The bill, which passed 141-29 and now moves to the Senate, would prohibit registered sex offenders from living or working within 1,000 feet of a number of places children tend to gather, including schools, churches, parks and day care centers.
The General Assembly first adopted those restrictions, considered among the toughest in the nation, two years ago. House Republican leaders introduced the 2006 measure and made it one of their top priorities for that session.
But the state Supreme Court ruled in November the restrictions violate the property rights of sex offenders in compliance with the law at the time they bought their home, only to have one of the restricted establishments move into their neighborhood later.

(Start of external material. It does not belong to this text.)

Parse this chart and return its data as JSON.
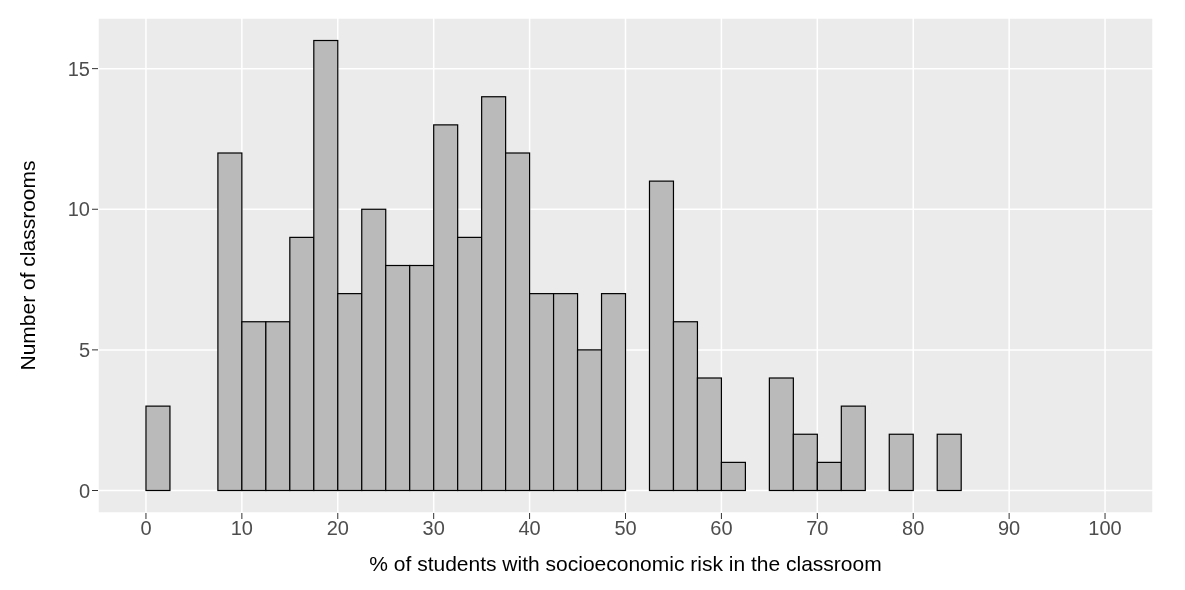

This year's bill would exempt homeowners in such situations while continuing to make renters subject to the law.
"We have tried to respond in a very specific and focused way to the concerns the court had," said Rep. David Ralston, R-Blue Ridge, chairman of the House Judiciary Committee with jurisdiction over criminal law.
But opponents said treating sex offenders who own their own homes and those who rent in a different way would open another legal can of worms that would render the new law subject to another lawsuit.
"The court has awarded property rights to renters in previous case law," said Rep. Mary Margaret Oliver, D-Decatur. "We'll be back again and again on (this) issue."
Other critics of the bill argued against the underlying residency restrictions that were a key part of the 2006 legislation.
Rather than keeping sex offenders away from children, they said the bill would chase sex offenders underground where law enforcement agencies wouldn't be able to keep track of them.
"I'd much rather know where these people are," said Rep. Alisha Thomas Morgan, D-Austell.
Rep. Randal Mangham, D-Decatur, said the bill would force police and sheriff's departments to divert resources from crime fighting to measuring off residences of sex offenders to make sure they're not inside a restricted location.
"We cannot take valuable dollars to make a political statement," he said.
But Ralston said failing to pass the new bill in the aftermath of the court ruling would continue to leave Georgia without residency restrictions other states across the Southeast have adopted.
"I have not had one prosecutor, judge, sheriff, police officer, momma or daddy ask me to repeal these residency requirements for sex offenders," he said. "We are trying to protect our children."